Garden Recap 2022, Lessons Learned


The past couple years have been a struggle to do any meaningful gardening. Michelle was too busy with the kids and neither child was independent enough for her to do any work in the garden. I was busy with unpredictable schedules at work along with various injuries. This year with rising costs and a different food shortage each week, we decided we needed to grow some of our food again. I should point out that we didn’t take any years off from gardening, but the past two years. Each year we would start a garden, but lack of maintenance would leave us with some tomatoes and a whole lot of weeds.

Last year I tried to set up more infrastructure in our side yard for gardening. I built two 4 foot by 8 foot raised beds out of 2 by 6 pressure treated boards and filled them with top soil from the local farm store. The reasoning behind this was to help prevent pests like rabbits from getting into the garden by raising them up. Our soil here is also primarily packed clay so it makes it hard for plants to root the best, so raising the soil level gives the garden plants some room to start rooting before getting into the clay soil.

This year to add to the garden, I bought rolls of chicken wire fence to go around those garden beds and quite a few bags of wood mulch to help build more soil. We also put some compost manure into both of the raised beds from store bought and also some from my parent’s dairy farm. We filled the raised beds with more top soil and added the compost before putting down about two inches of natural wood mulch. Unfortunately we only have the two raised beds and we need more space than that for the variety of plants we wanted, so we had to choose some varieties that would do better in the clay soil without issues with the pests. As much as I would have loved to build two more beds out of lumber, this year due to the lumber shortage, it was hard to justify paying the inflated price even if I could find the lumber I wanted. Our solution, we planted seed potatoes and cucumbers directly into the ground behind the raised beds. In the raised beds we planted heirloom green beans in one full bed because our kids all love green beans and we go through a lot weekly, the second bed was planted with one row of tomatoes and scattered bell and jalapeno pepper plants. Another set back was that all our seedling tomato and pepper plants didn’t survive the longer cold spring this year, so we ended up just buying some commercially grown seedlings for those plants.

Through the grow season, we kept up better on weeding this year. Stupid me, I did not put the chicken wire around any of the beds from the start. Without the chicken wire, all of our first two plantings of beans were destroyed by the rabbit population. The reason it took so long to put the fence up was because after the first planting was eaten by rabbits, the second planting lasted two months before any damage was done. With the third planting, the summer heat was not optimum and stunted all but one of the new bean plants. The pepper plants had almost the opposite effect we believe, the temperature was not consistent enough to ensure the plants to grow much larger than when we purchased them from the local farm store. The peppers did thankfully fruit, but none of the peppers reached normal mature size before ripening. The jalapenos ripened decently and were just smaller than normal, the bell peppers however did not ripen to the correct color, only getting to yellow or orange instead of red. Tomatoes are tomatoes, they grew fine and we even had 20 or more volunteer pop up from last year that caused us to have to thin out the tomato plants. Outside of the beds, the potato plants thrived or so they appeared to. The ground was hard from the clay, they did not produce much in the way of potatoes. The cucumbers had yellowing leaves and stunted fruit leading us to believe they were deficient in nutrients. At first I was thinking that they may have contracted a virus like the mosaic virus, but their flower blossoms looked perfect even as the whole plant looked like death.

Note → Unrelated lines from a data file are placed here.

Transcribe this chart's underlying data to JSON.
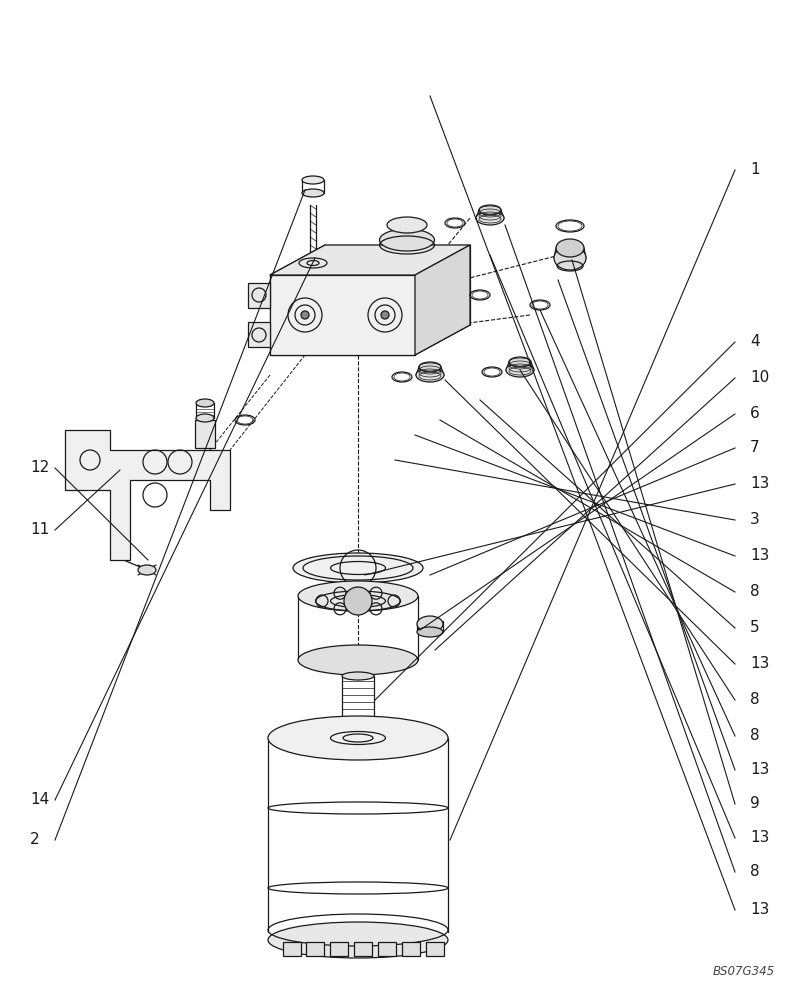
{
  "bg_color": "#ffffff",
  "line_color": "#1a1a1a",
  "lw": 0.9,
  "watermark": "BS07G345",
  "right_labels": [
    [
      "13",
      0.91
    ],
    [
      "8",
      0.872
    ],
    [
      "13",
      0.838
    ],
    [
      "9",
      0.804
    ],
    [
      "13",
      0.77
    ],
    [
      "8",
      0.736
    ],
    [
      "8",
      0.7
    ],
    [
      "13",
      0.664
    ],
    [
      "5",
      0.628
    ],
    [
      "8",
      0.592
    ],
    [
      "13",
      0.556
    ],
    [
      "3",
      0.52
    ],
    [
      "13",
      0.484
    ],
    [
      "7",
      0.448
    ],
    [
      "6",
      0.414
    ],
    [
      "10",
      0.378
    ],
    [
      "4",
      0.342
    ],
    [
      "1",
      0.17
    ]
  ],
  "left_labels": [
    [
      "2",
      0.84
    ],
    [
      "14",
      0.8
    ],
    [
      "11",
      0.53
    ],
    [
      "12",
      0.468
    ]
  ]
}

What we learned from this year will help us next year. Next year the chicken wire will be going up with the first planting to avoid feeding the bunny population. We will definitely put down a could more inches if wood mulch everywhere we plant to keep building soil. Before winter sets in this year, we are planning on testing the soil behind the raised beds to see what they are deficient on. We already have plans of covering that area with 6 to 8 inches of compost/compost manure mix in the fall, but once we know what nutrient we are lacking, we will add some natural supplements for those as well. Where the potatoes had trouble in the clay, I will probably dig about a 6 inch trench and fill it with a mix of compost, mulch, and maybe a little sand before adding the other 6 to 8 inches of compost to the top soil. As is normal, we are already looking at seeds and varieties of plants we want to grow next year. We had decent crop, although be it small, of peppers with store bought seedlings; we will probably save some of our time next year growing pepper seedlings and just buy more. Not sure if any of our lessons learned this year help you, but we wanted to share our struggle.